They are the students, the alumni, the people who play the game because they love it. They don’t have any aspirations of making the front page of the sports section after winning the big game or getting noticed by scouts who will pay them millions of dollars. No. The biggest concern for many of these players is coming up with a clever team name. But they play just as hard as any others to defend that name and the pride that they have for it.
This year thirty-six teams came together to form the Concordia Intramural Hockey League which is made of five divisions that are separated based on skill level. Here are the results from the finals that took place on Mar. 30.

Division I
In the league’s top division Black Ice beat up on the Panthers by a score of 5-1 in the division final.
The division champion completed a successful season in which they steamrolled through their competition since the first game of the season.
Black Ice coasted to the league’s best record that included just one loss in their 16 game season and an average of over six goals per game.
Team captain Peter Chronis was exhilarated and happy about his team’s impressive performance but not entirely surprised by their division championship. “We’ve been playing together for a few years now and it was sort of expected that we would perform this way.”
Chronis credited most of the team’s success to its superior offence and stellar goaltending provided by Eric Hakka.

Division II
Club 7310 emerged as champions in this division where no one team was able to stand alone as the most dominant during the regular season.
In their two playoff games, however, Club 7310 put in a solid performance by outscoring the opposition 10-1. The strong effort culminated in a 4-0 victory against the Chiefs who were a surprise by in making it to the finals.
The Chiefs finished nine points out of first place and barely squeezed into the post-season. Nevertheless they managed to rout the first place Stars 10-2 in playoff action before losing to Club 7310.
A couple of noteworthy stats about Club 7310 were its offence which was tops in the six team division and its goals against average which was good enough for second.
Division III
In another closely fought division the Pylons, which was also the best team in the regular season, continued that trend in the playoffs where they won the championship against the Traveling Raters 3-1.
Another big reason for the Pylons to be proud about their win is that they were playing in what was one of the intramural league’s most hotly contested divisions. In fact, this division was the only one in which every team that qualified for the playoffs had a record in which they won at least half of their games.
Despite not having the best offensive potency in their division, the Pylons finished with the third best goals-against in the entire league at just under three goals a game.

Division IV
Although Division III was hard fought and tight to the finish it was nothing compared to how close things were here.
This division, where six of the ten teams advanced to the playoffs, saw a race that finished with only four points separating first place form the sixth and final playoff spot.
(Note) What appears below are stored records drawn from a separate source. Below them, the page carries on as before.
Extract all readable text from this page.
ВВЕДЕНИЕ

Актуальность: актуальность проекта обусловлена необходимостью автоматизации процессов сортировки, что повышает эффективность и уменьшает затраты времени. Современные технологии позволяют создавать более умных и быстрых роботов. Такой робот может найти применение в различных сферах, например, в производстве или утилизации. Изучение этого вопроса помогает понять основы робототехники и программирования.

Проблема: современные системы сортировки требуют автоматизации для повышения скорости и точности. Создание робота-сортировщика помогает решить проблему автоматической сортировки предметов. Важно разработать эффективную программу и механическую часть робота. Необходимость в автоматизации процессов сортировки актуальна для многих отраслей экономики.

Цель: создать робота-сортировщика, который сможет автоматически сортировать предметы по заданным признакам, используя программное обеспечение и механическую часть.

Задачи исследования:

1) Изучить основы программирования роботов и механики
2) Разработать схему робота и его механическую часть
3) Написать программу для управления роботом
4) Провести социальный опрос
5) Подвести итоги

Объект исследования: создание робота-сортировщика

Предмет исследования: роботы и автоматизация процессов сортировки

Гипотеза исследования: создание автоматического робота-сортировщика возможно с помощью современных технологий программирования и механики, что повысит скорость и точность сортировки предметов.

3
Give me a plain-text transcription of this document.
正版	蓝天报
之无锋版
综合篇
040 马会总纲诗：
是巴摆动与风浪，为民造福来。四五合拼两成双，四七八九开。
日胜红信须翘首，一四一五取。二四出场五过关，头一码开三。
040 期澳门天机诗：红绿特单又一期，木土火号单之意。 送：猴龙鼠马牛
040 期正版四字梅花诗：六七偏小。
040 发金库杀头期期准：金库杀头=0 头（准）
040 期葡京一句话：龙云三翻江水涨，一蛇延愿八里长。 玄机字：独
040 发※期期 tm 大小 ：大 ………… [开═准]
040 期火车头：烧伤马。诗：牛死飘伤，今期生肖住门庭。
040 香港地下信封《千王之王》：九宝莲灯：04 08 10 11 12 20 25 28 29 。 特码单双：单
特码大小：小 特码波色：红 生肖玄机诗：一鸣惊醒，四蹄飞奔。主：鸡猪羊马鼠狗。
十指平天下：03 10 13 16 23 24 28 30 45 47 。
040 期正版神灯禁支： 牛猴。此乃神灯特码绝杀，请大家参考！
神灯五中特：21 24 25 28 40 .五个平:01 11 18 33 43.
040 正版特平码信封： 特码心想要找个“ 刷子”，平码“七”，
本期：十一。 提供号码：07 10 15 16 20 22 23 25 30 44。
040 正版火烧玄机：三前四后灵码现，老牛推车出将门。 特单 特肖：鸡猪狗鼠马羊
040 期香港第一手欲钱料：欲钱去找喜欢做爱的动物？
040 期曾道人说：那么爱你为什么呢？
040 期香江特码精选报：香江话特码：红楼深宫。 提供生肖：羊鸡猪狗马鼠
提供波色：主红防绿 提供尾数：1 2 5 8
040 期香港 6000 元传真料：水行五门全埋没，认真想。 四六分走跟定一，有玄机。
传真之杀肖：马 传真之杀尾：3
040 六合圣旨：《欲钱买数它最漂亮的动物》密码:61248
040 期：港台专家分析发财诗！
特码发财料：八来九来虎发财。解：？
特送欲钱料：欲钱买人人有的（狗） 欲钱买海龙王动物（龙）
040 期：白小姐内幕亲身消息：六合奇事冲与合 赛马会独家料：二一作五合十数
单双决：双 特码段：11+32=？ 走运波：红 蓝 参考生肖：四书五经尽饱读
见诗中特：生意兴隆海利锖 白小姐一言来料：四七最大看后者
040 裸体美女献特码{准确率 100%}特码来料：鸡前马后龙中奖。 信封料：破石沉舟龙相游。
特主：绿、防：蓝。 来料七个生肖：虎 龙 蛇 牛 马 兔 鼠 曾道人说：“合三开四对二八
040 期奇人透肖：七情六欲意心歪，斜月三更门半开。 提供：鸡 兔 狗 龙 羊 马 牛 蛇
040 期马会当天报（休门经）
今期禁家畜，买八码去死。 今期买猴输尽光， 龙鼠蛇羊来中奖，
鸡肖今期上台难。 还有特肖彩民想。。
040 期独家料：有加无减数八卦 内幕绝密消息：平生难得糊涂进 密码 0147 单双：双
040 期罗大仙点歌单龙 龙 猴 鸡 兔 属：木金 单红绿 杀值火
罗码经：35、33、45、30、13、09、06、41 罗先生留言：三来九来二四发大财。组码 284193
In the end it was the Bullets IV that claimed the division championship by first edging out the Ravens 7-6 in their first playoff game. Then they performed a similar feat against the Zolts with a 5-4 victory in the championship.
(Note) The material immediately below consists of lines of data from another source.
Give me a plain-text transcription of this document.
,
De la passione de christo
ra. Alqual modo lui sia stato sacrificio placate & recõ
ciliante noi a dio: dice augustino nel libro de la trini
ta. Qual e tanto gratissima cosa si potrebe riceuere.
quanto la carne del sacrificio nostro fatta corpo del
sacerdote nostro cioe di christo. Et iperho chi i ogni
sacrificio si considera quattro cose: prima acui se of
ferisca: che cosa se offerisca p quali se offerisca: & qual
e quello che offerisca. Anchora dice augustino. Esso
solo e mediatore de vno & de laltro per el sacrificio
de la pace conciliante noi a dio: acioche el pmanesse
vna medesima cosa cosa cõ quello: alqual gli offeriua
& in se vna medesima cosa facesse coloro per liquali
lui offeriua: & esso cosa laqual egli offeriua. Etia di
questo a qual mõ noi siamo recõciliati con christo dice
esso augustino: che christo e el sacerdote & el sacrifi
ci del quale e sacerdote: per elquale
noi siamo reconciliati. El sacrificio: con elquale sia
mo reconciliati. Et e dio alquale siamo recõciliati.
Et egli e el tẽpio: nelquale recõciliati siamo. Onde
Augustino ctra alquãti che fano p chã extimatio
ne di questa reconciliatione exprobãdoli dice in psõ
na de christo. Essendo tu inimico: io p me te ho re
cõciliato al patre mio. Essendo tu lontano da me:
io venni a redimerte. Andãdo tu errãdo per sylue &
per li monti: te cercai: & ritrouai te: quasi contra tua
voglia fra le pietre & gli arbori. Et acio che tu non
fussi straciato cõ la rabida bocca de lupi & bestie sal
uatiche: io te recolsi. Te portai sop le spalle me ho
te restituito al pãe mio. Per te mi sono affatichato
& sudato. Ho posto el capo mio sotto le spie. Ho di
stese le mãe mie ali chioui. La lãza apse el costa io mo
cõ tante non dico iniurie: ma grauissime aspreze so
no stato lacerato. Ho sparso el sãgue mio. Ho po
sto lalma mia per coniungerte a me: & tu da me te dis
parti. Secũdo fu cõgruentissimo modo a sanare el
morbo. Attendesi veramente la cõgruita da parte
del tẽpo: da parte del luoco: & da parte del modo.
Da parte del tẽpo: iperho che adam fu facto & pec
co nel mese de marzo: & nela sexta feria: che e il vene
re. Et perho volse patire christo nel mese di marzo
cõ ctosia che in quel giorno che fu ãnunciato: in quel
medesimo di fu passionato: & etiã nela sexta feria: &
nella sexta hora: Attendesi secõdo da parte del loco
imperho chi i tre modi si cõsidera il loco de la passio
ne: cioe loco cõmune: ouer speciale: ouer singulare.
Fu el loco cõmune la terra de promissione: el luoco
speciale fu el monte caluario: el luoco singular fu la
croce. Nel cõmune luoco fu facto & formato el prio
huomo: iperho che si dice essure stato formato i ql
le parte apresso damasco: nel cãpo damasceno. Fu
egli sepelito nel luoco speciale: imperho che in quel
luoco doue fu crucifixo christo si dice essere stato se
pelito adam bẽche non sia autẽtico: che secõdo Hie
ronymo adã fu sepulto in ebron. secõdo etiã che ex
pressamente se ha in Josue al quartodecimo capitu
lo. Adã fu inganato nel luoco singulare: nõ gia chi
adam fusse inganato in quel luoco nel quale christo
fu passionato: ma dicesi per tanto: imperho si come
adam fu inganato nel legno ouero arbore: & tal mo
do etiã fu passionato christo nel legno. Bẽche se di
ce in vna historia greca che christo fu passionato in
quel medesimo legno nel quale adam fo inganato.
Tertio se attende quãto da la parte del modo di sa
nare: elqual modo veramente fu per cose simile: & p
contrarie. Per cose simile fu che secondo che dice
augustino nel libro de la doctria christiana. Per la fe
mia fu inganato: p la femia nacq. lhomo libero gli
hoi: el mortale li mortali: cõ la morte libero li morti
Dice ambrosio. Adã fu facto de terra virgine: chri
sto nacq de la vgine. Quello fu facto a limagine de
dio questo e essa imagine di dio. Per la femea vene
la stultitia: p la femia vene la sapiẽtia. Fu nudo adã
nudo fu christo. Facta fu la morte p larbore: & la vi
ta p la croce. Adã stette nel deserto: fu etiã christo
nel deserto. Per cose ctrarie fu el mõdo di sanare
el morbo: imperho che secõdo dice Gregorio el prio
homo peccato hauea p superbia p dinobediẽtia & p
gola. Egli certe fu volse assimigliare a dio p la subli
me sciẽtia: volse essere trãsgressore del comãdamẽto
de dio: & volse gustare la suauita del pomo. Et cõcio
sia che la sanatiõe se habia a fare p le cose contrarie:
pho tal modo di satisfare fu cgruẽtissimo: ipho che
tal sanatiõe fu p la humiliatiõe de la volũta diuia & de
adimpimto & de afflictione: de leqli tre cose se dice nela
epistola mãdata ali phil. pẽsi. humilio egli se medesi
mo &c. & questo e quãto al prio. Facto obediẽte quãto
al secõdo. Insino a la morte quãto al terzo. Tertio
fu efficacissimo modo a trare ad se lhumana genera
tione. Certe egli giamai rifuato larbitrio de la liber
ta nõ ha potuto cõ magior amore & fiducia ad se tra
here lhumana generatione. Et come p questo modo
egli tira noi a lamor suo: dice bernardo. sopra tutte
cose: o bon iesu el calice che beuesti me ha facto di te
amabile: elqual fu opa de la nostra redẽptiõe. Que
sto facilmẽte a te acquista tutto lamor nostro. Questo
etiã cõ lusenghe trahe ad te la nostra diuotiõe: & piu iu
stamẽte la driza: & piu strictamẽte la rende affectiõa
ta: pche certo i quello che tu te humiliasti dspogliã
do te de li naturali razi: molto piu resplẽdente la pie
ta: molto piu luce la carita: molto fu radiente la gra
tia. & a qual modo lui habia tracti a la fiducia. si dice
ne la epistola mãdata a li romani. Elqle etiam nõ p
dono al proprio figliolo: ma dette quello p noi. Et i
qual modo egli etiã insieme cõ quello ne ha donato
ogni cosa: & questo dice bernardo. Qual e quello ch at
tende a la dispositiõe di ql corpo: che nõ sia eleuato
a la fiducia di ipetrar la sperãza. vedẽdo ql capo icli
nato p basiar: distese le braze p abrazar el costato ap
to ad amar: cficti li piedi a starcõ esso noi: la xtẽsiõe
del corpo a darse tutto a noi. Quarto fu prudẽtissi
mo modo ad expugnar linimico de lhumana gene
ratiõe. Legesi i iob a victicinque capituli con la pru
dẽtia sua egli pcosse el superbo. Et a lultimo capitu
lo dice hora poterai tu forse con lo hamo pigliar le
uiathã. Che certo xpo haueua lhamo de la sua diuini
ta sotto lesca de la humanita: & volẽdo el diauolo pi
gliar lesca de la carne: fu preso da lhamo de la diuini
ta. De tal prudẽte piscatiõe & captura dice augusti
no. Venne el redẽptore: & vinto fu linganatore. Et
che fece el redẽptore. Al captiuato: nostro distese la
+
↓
Bullets IV captain Ronny Velicogna was very excited about the team winning just its third divisional title in the last fifteen years.
“It was a really tight game but we put in a good team effort and got it done,” Velicogna said.
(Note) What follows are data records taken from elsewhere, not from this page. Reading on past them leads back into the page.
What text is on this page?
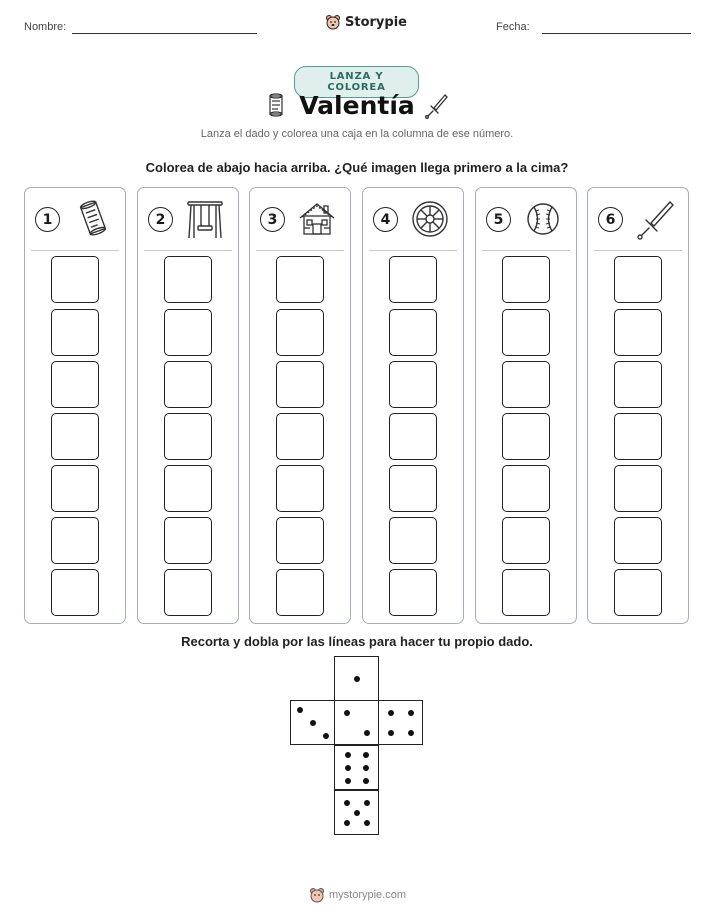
Nombre:	Storypie	Fecha:
LANZA Y COLOREA
Valentía
Lanza el dado y colorea una caja en la columna de ese número.
Colorea de abajo hacia arriba. ¿Qué imagen llega primero a la cima?
1	2	3	4	5	6
Recorta y dobla por las líneas para hacer tu propio dado.
mystorypie.com
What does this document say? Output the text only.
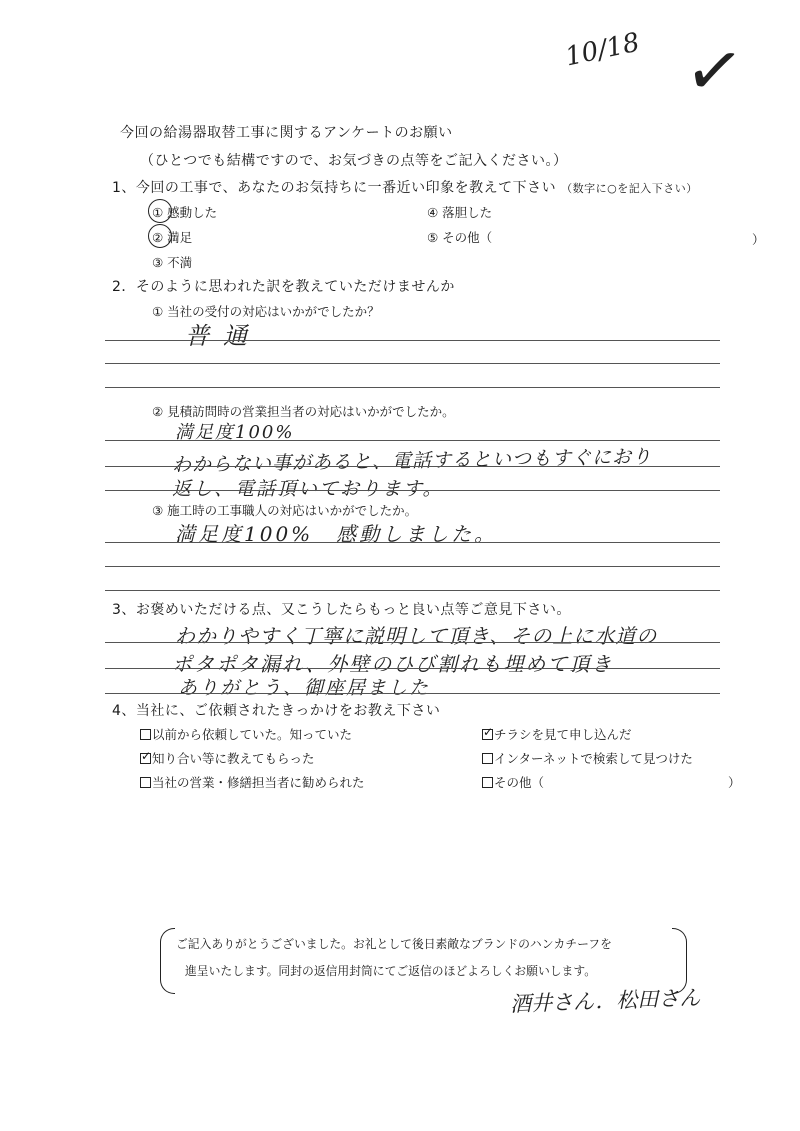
10/18 ✓
今回の給湯器取替工事に関するアンケートのお願い
（ひとつでも結構ですので、お気づきの点等をご記入ください。）
1、今回の工事で、あなたのお気持ちに一番近い印象を教えて下さい （数字に○を記入下さい）
① 感動した
② 満足
③ 不満
④ 落胆した
⑤ その他（	）
2．そのように思われた訳を教えていただけませんか
① 当社の受付の対応はいかがでしたか？
普通
② 見積訪問時の営業担当者の対応はいかがでしたか。
満足度100%
わからない事があると、電話するといつもすぐにおり
返し、電話頂いております。
③ 施工時の工事職人の対応はいかがでしたか。
満足度100%　感動しました。
3、お褒めいただける点、又こうしたらもっと良い点等ご意見下さい。
わかりやすく丁寧に説明して頂き、その上に水道の
ポタポタ漏れ、外壁のひび割れも埋めて頂き
ありがとう、御座居ました
4、当社に、ご依頼されたきっかけをお教え下さい
以前から依頼していた。知っていた
✓知り合い等に教えてもらった
当社の営業・修繕担当者に勧められた
✓チラシを見て申し込んだ
インターネットで検索して見つけた
その他（	）
ご記入ありがとうございました。お礼として後日素敵なブランドのハンカチーフを
進呈いたします。同封の返信用封筒にてご返信のほどよろしくお願いします。
酒井さん．松田さん
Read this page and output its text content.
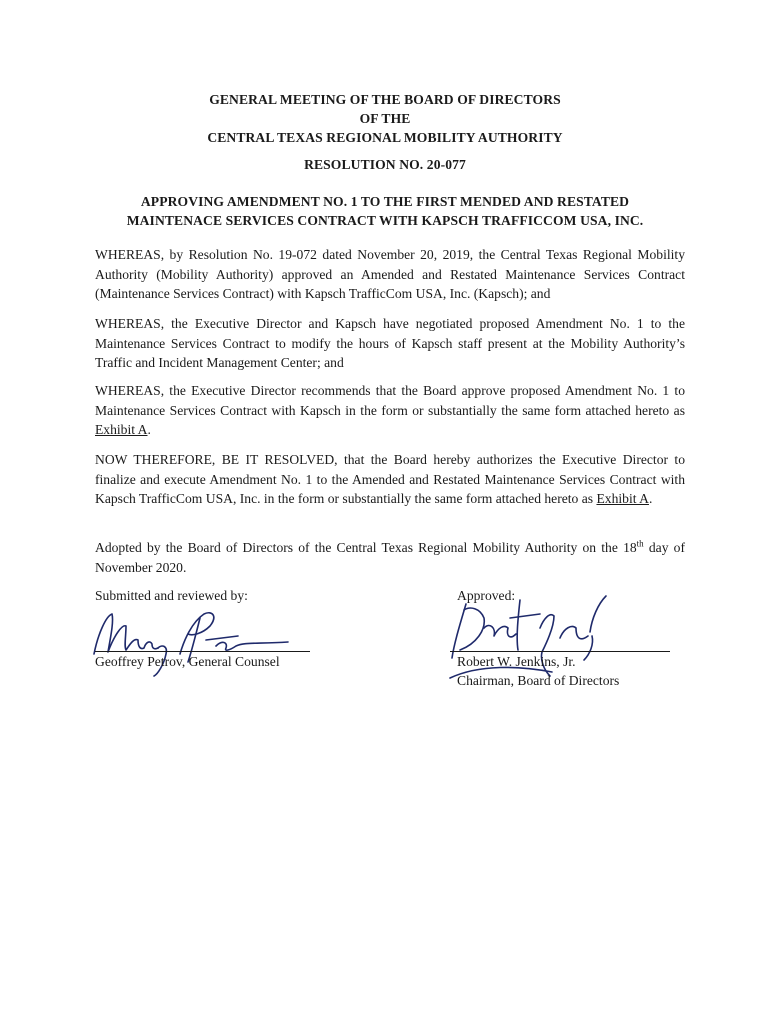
GENERAL MEETING OF THE BOARD OF DIRECTORS
OF THE
CENTRAL TEXAS REGIONAL MOBILITY AUTHORITY
RESOLUTION NO. 20-077
APPROVING AMENDMENT NO. 1 TO THE FIRST MENDED AND RESTATED
MAINTENACE SERVICES CONTRACT WITH KAPSCH TRAFFICCOM USA, INC.
WHEREAS, by Resolution No. 19-072 dated November 20, 2019, the Central Texas Regional Mobility Authority (Mobility Authority) approved an Amended and Restated Maintenance Services Contract (Maintenance Services Contract) with Kapsch TrafficCom USA, Inc. (Kapsch); and
WHEREAS, the Executive Director and Kapsch have negotiated proposed Amendment No. 1 to the Maintenance Services Contract to modify the hours of Kapsch staff present at the Mobility Authority’s Traffic and Incident Management Center; and
WHEREAS, the Executive Director recommends that the Board approve proposed Amendment No. 1 to Maintenance Services Contract with Kapsch in the form or substantially the same form attached hereto as Exhibit A.
NOW THEREFORE, BE IT RESOLVED, that the Board hereby authorizes the Executive Director to finalize and execute Amendment No. 1 to the Amended and Restated Maintenance Services Contract with Kapsch TrafficCom USA, Inc. in the form or substantially the same form attached hereto as Exhibit A.
Adopted by the Board of Directors of the Central Texas Regional Mobility Authority on the 18th day of November 2020.
Submitted and reviewed by:
Geoffrey Petrov, General Counsel
Approved:
Robert W. Jenkins, Jr.
Chairman, Board of Directors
Amongst all of team’s great assets, the Captain gave the most credit to forward Junior Boffice who netted hat tricks in both playoff games.
Although they were one of three teams that finished the season with nine wins, the Bullets IV finished having played only 12 games, four less than the other two teams.

Division V
In what is considered the weakest division in the league It’s All Good (I.A.G.) proved that they belong in another class as they blazed a trail to the championship.
I.A.G. was also by far the oldest team in the division as most of its team consisted of Concordia alumni in their thirties. The experience clearly paid off as they finished the season thirteen points ahead of the second place Red Army.
The heavily favored team did receive an early reality check in the regular season when they lost to the Red Army. But then again, it was their only loss of the season.
I.A.G would go on to face the Red Army in the final where they squeaked out a 4-3 overtime win.
I.A.G Captain Brian Marks was happy and somewhat relieved with the team’s performance and winning their first division championship in three years. “It was a really long season,” he said. “We got an early wake-up call and got better because of it.”
The division champions also get credit for the quirkiest stat of all division finals as forward Carlo Petrone scored the overtime goal that gave I.A.G. its victory. It was also Petrone who scored the winning goal the last time I.A.G won their division.